La lectura de la poesía de Cantoni exige minuciosidad y una extrema atención; aunque se impone por sí sola sobre el ánimo del lector y lo ingresa a su mundo con facilidad, es necesario leer con cuidado pues nos puede ganar el entusiasmo de avanzar sin haber terminado de incorporar todo el prisma de significados que contiene la línea anterior. Como la poesía genuina –la única que existe– tiene en Cantoni un fiel representante, huelgan otras palabras para referirse a su obra, recordando aquel verso de William Shakespeare, en el Sonnet CI, cuando afirma: “La verdad no precisa de color que se una a su color”.

 

 

 

 

 

 

 

 

 

Luis Benítez

Luis Benítez

Nació en Buenos Aires el 10 de noviembre de 1956. Ha recibido numerosos reconocimientos nacionales e internacionales por su obra poética y narrativa.

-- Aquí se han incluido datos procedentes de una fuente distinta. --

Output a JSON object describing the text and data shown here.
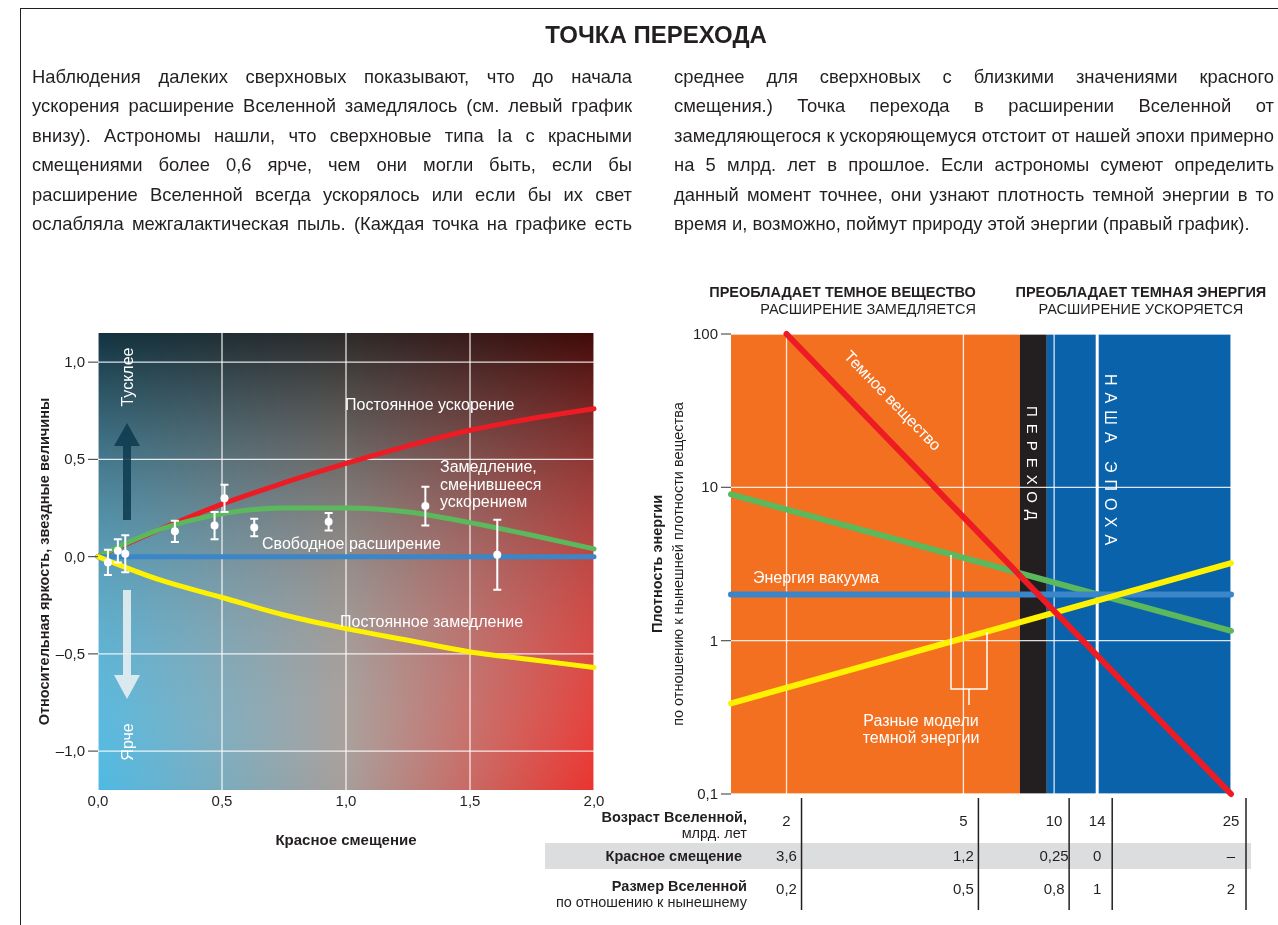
{
  "chart_data": [
    {
      "type": "line",
      "title": "ТОЧКА ПЕРЕХОДА",
      "subtitle": "Наблюдения далеких сверхновых показывают, что до начала ускорения расширение Вселенной замедлялось (см. левый график внизу). Астрономы нашли, что сверхновые типа Ia с красными смещениями более 0,6 ярче, чем они могли быть, если бы расширение Вселенной всегда ускорялось или если бы их свет ослабляла межгалактическая пыль. (Каждая точка на графике есть среднее для сверхновых с близкими значениями красного смещения.) Точка перехода в расширении Вселенной от замедляющегося к ускоряющемуся отстоит от нашей эпохи примерно на 5 млрд. лет в прошлое. Если астрономы сумеют определить данный момент точнее, они узнают плотность темной энергии в то время и, возможно, поймут природу этой энергии (правый график).",
      "xlabel": "Красное смещение",
      "ylabel": "Относительная яркость, звездные величины",
      "annotations": [
        "Тусклее",
        "Ярче"
      ],
      "xlim": [
        0,
        2
      ],
      "ylim": [
        -1.2,
        1.15
      ],
      "xticks": [
        {
          "value": 0,
          "label": "0,0"
        },
        {
          "value": 0.5,
          "label": "0,5"
        },
        {
          "value": 1,
          "label": "1,0"
        },
        {
          "value": 1.5,
          "label": "1,5"
        },
        {
          "value": 2,
          "label": "2,0"
        }
      ],
      "yticks": [
        {
          "value": -1,
          "label": "–1,0"
        },
        {
          "value": -0.5,
          "label": "–0,5"
        },
        {
          "value": 0,
          "label": "0,0"
        },
        {
          "value": 0.5,
          "label": "0,5"
        },
        {
          "value": 1,
          "label": "1,0"
        }
      ],
      "grid": true,
      "series": [
        {
          "name": "Постоянное ускорение",
          "color": "#ed1c24",
          "x": [
            0,
            0.25,
            0.5,
            0.75,
            1,
            1.25,
            1.5,
            1.75,
            2
          ],
          "values": [
            0,
            0.14,
            0.27,
            0.38,
            0.48,
            0.57,
            0.65,
            0.71,
            0.76
          ]
        },
        {
          "name": "Замедление,\nсменившееся\nускорением",
          "color": "#5cb85c",
          "x": [
            0,
            0.25,
            0.5,
            0.75,
            1,
            1.25,
            1.5,
            1.75,
            2
          ],
          "values": [
            0,
            0.14,
            0.22,
            0.25,
            0.25,
            0.23,
            0.175,
            0.11,
            0.04
          ]
        },
        {
          "name": "Свободное расширение",
          "color": "#3a86c8",
          "x": [
            0,
            2
          ],
          "values": [
            0,
            0
          ]
        },
        {
          "name": "Постоянное замедление",
          "color": "#fff200",
          "x": [
            0,
            0.25,
            0.5,
            0.75,
            1,
            1.25,
            1.5,
            1.75,
            2
          ],
          "values": [
            0,
            -0.12,
            -0.21,
            -0.3,
            -0.37,
            -0.43,
            -0.49,
            -0.53,
            -0.57
          ]
        },
        {
          "type": "scatter",
          "color": "#ffffff",
          "marker": "circle",
          "x": [
            0.04,
            0.08,
            0.11,
            0.31,
            0.47,
            0.51,
            0.63,
            0.93,
            1.32,
            1.61
          ],
          "values": [
            -0.03,
            0.03,
            0.015,
            0.13,
            0.16,
            0.3,
            0.15,
            0.18,
            0.26,
            0.01
          ],
          "errors": [
            0.065,
            0.06,
            0.095,
            0.055,
            0.07,
            0.07,
            0.045,
            0.045,
            0.1,
            0.18
          ]
        }
      ]
    },
    {
      "type": "line",
      "ylabel": "Плотность энергии\nпо отношению к нынешней плотности вещества",
      "xlabel": "Размер Вселенной\nпо отношению к нынешнему",
      "annotations": [
        "Разные модели\nтемной энергии",
        "Возраст Вселенной,\nмлрд. лет",
        "2",
        "5",
        "10",
        "14",
        "25",
        "Красное смещение",
        "3,6",
        "1,2",
        "0,25",
        "0",
        "–"
      ],
      "log": "xy",
      "xlim": [
        0.15,
        2
      ],
      "ylim": [
        0.1,
        100
      ],
      "xticks": [
        {
          "value": 0.2,
          "label": "0,2"
        },
        {
          "value": 0.5,
          "label": "0,5"
        },
        {
          "value": 0.8,
          "label": "0,8"
        },
        1,
        2
      ],
      "yticks": [
        {
          "value": 0.1,
          "label": "0,1"
        },
        1,
        10,
        100
      ],
      "grid": true,
      "bands": [
        {
          "axis": "x",
          "from": 0.15,
          "to": 0.67,
          "label": "ПРЕОБЛАДАЕТ ТЕМНОЕ ВЕЩЕСТВО\nРАСШИРЕНИЕ ЗАМЕДЛЯЕТСЯ",
          "color": "#f37021"
        },
        {
          "axis": "x",
          "from": 0.67,
          "to": 0.77,
          "label": "ПЕРЕХОД",
          "color": "#231f20"
        },
        {
          "axis": "x",
          "from": 0.77,
          "to": 2,
          "label": "ПРЕОБЛАДАЕТ ТЕМНАЯ ЭНЕРГИЯ\nРАСШИРЕНИЕ УСКОРЯЕТСЯ",
          "color": "#0a62ab"
        }
      ],
      "ref_lines": [
        {
          "axis": "x",
          "value": 1,
          "label": "НАША ЭПОХА",
          "color": "#ffffff"
        }
      ],
      "series": [
        {
          "color": "#5cb85c",
          "x": [
            0.15,
            2
          ],
          "values": [
            9,
            1.16
          ]
        },
        {
          "name": "Энергия вакуума",
          "color": "#3a86c8",
          "x": [
            0.15,
            2
          ],
          "values": [
            2,
            2
          ]
        },
        {
          "color": "#fff200",
          "x": [
            0.15,
            2
          ],
          "values": [
            0.39,
            3.2
          ]
        },
        {
          "name": "Темное вещество",
          "color": "#ed1c24",
          "x": [
            0.2,
            2
          ],
          "values": [
            100,
            0.1
          ]
        }
      ]
    }
  ]
}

Sus 36 libros de poesía, ensayo, novela y teatro han sido publicados en Argentina, Chile, España, Estados Unidos, Italia, México, Suecia, Venezuela y Uruguay. Ultimos libros publicados: “Bering och Andra Dikter” (trad. por Maria Nääs, Ed. Siesta Förlag,  Suecia, 2012); “La Sera dell’Elefante e Altre Poesie” (trad. por Emilio Coco, Ed. Sentieri Meridiani Edizioni, Italia, 2012) y “A Heron in Buenos Aires. Selected Poems” (antología poética compilada y traducida por el poeta estadounidense Cooper Renner. Ed. Ravenna Press, Washington, EE.UU., 2011).